Information for Families
I hope this note finds you well and in good spirits. My name is Jenny McNulty, I am the learning specialist for the Ft. Worth Diocesan Schools. As we travel on this journey together, I would like to share information and strategies as to how we can help our children and each other during this time of transition and uncertainty.
Please do not hesitate to reach out to me if you have any questions or concerns and I will work closely with you and your school to help provide the best support possible.
At-Home Learning Tips
Create a Daily Schedule
- Create and post a daily schedule in your home as a visual reference.
- Have set times for school, meals, chores, play, and other daily activities.
- Consistency is key to the success of a routine.
- Think of what you want to achieve/tasks to complete.
- Write them down estimate how long each task should take.
- Cross out each task as you achieve them!

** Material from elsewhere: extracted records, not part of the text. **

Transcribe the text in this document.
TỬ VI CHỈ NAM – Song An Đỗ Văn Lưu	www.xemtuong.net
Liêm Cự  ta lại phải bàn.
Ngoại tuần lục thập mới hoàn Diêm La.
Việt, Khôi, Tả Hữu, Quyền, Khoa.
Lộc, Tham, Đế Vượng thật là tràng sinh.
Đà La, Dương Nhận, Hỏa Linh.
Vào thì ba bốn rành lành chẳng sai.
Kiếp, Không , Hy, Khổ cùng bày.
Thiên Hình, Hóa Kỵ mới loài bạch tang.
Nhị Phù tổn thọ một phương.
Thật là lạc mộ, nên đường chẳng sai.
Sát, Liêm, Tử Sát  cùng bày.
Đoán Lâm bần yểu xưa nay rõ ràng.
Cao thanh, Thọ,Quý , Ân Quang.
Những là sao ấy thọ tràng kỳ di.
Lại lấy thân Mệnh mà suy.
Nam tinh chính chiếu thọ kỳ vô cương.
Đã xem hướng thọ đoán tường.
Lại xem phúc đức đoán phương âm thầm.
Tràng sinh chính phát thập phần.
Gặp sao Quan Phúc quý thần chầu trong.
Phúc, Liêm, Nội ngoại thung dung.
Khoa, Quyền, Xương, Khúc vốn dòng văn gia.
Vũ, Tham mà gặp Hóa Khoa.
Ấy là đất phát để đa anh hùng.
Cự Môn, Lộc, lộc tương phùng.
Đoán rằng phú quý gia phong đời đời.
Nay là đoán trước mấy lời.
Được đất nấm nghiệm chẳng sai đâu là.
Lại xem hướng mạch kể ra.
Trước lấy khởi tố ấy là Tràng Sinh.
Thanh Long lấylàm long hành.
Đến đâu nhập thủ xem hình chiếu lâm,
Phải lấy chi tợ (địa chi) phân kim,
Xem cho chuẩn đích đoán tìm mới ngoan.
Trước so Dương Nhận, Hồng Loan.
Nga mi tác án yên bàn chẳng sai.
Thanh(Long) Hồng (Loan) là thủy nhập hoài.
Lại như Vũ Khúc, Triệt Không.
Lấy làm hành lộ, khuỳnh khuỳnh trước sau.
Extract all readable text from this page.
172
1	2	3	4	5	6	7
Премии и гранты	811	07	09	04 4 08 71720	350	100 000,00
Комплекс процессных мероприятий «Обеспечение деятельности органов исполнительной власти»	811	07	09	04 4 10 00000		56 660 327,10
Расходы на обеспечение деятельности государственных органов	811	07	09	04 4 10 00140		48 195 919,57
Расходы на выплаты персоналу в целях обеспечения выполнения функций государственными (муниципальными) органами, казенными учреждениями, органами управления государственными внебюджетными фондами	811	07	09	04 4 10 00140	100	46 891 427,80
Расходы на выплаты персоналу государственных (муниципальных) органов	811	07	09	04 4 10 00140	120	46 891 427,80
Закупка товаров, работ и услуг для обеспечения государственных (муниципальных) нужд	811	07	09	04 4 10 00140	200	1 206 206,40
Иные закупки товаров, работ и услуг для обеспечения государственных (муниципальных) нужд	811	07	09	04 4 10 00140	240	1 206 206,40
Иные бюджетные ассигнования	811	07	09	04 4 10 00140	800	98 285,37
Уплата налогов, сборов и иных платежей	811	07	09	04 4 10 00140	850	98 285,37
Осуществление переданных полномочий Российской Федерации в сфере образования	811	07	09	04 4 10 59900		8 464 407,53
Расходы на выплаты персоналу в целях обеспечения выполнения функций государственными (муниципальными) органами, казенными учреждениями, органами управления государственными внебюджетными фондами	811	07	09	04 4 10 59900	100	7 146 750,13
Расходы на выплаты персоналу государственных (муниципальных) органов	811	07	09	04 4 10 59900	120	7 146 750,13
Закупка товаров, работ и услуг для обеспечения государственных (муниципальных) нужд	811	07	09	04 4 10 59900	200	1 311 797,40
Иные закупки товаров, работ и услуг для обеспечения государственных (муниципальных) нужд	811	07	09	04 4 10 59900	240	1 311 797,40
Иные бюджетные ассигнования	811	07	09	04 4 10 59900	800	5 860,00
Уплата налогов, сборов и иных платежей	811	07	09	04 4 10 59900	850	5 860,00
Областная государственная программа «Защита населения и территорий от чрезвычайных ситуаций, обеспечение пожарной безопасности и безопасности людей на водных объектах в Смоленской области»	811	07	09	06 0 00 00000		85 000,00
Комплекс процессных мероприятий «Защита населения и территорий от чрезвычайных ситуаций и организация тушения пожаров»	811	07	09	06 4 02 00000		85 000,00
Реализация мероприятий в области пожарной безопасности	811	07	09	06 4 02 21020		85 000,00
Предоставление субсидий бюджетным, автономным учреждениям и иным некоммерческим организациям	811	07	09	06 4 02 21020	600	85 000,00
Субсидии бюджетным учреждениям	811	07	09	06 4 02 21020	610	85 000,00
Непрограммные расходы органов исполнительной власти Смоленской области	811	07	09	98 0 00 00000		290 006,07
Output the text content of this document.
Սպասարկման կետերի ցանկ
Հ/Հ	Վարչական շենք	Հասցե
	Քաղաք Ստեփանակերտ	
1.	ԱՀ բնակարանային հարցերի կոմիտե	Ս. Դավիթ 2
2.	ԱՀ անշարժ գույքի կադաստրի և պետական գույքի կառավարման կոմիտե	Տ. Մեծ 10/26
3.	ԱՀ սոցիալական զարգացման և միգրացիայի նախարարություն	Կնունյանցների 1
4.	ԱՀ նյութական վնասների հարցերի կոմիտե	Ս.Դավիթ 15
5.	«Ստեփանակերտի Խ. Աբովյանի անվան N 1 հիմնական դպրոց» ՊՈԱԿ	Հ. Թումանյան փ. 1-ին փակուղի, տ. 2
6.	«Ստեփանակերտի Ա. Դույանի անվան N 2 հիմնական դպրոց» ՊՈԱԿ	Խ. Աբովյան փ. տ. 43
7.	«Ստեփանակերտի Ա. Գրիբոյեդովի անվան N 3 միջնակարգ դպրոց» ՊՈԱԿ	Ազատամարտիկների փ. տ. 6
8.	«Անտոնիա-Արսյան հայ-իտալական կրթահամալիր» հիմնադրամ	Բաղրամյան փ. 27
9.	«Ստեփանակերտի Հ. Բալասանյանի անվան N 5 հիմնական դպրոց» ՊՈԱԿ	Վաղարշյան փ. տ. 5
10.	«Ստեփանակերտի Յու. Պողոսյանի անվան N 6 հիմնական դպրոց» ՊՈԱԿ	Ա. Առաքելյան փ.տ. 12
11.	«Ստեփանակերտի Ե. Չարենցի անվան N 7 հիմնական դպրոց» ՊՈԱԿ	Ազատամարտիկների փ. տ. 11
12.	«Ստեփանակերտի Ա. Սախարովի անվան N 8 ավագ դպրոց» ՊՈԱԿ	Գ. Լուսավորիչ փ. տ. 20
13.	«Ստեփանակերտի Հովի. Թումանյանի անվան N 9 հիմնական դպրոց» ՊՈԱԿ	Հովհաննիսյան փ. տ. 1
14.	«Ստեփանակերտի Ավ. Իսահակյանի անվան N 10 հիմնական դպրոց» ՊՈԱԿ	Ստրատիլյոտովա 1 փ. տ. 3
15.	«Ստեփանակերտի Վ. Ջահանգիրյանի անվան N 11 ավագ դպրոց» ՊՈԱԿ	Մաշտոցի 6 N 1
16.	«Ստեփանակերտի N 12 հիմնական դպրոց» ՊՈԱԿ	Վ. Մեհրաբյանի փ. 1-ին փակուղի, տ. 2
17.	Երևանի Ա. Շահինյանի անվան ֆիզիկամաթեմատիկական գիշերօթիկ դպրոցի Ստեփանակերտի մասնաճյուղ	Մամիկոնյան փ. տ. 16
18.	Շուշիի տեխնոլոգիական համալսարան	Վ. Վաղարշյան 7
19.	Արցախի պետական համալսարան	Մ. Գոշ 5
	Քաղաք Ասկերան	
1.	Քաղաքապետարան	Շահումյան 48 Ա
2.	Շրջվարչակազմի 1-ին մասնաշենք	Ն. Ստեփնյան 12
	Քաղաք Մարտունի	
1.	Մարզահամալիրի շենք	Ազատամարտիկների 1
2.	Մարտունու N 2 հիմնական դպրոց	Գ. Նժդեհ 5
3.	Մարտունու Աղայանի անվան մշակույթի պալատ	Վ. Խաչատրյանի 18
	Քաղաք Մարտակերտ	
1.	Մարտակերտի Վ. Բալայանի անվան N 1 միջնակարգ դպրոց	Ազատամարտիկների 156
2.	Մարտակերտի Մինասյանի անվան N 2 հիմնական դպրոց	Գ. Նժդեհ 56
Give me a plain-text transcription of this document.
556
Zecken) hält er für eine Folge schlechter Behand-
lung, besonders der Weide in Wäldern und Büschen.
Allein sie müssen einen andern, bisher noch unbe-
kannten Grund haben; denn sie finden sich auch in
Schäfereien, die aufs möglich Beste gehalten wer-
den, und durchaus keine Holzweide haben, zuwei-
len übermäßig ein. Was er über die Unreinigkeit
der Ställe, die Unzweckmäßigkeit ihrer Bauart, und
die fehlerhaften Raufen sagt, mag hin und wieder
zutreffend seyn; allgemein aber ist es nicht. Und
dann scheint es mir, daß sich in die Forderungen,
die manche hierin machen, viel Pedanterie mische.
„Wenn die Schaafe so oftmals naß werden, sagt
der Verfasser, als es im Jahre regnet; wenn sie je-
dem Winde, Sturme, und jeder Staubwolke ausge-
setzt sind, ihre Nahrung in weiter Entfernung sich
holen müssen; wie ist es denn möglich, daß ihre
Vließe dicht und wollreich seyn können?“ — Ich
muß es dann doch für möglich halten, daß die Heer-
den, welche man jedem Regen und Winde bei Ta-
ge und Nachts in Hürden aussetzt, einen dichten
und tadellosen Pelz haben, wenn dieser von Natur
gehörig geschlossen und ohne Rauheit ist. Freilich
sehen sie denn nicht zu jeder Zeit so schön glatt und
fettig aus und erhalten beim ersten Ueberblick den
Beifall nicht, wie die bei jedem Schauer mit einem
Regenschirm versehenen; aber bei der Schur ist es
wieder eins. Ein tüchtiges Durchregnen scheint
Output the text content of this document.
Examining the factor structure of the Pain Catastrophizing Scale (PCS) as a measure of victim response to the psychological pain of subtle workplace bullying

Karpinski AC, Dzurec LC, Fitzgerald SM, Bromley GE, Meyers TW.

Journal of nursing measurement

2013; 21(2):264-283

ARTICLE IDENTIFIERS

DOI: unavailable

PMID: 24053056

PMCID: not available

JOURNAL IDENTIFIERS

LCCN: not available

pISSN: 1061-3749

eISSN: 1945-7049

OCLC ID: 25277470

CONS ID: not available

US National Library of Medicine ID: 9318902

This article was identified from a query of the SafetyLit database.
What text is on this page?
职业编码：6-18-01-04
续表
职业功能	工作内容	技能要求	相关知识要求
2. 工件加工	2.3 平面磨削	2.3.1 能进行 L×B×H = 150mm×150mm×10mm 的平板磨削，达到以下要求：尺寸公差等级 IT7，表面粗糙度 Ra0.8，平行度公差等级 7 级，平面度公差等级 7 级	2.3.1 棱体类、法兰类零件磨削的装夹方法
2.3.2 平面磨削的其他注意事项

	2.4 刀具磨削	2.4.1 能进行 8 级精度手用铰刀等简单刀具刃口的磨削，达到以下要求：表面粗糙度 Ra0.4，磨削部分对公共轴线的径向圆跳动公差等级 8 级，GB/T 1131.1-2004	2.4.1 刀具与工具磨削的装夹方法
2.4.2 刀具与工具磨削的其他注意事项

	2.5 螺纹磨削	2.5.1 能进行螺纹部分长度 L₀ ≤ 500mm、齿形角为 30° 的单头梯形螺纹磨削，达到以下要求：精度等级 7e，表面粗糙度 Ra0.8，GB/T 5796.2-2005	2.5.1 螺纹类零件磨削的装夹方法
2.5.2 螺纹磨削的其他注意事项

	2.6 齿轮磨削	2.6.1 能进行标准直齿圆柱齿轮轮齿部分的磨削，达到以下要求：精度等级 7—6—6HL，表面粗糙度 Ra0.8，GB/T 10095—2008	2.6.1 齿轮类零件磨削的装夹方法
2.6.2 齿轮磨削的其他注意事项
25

- Eliminate distractions and clutter.
- Utilize a visual timer for time management and goal setting.
- Take frequent breaks.
- Be sure to get enough sleep.
- Eat healthy brain foods.
- Study during the most productive time of day for you.
Below is an example of a daily schedule to follow or you can create your own! Parents working from home can utilize the independent pockets of time to accomplish their goals.
Draw a card or write a letter to residents in your local nursing home.
Donate food to your local food pantry.
Offer to grocery shop for an elderly family member or neighbor.
Tips for Managing your Child's Anxiety
Below are a few tips in helping to manage your child's anxiety related to COVID-19:
- Acknowledge and manage your own anxiety. Children are very good at picking up parents emotional energy, so it is really important to manage your own fear and anxiety and not amplify your child's fears.
- Ask how your child is doing. Let them tell you if they are worried or scared or have questions about COVID-19. If they do, have a well-informed discussion. Go to the CDC website (or another trusted source) and show them what the scientists are saying.
- Limit news exposure. Experts say it’s a good idea to decrease your viewing time in common family areas of your home. If necessary, read news reports discretely on your phone away from your children. Be mindful of little ears playing nearby that overhear news reports you’re watching or hearing.
- Maintain a routine. To offset this sudden and enormous change of schedule, try to put in place a reliable daily home routine. Wake at the same time each day; carve out blocks of time for academics, exercise, and entertainment; eat regular meals together, and remember that regularity is calming and reassuring.
- Try to play - and laugh. Break out board games, build a house of cards, bake cookies, or take a family hike. Show your children that there’s an upside to all the cancellations.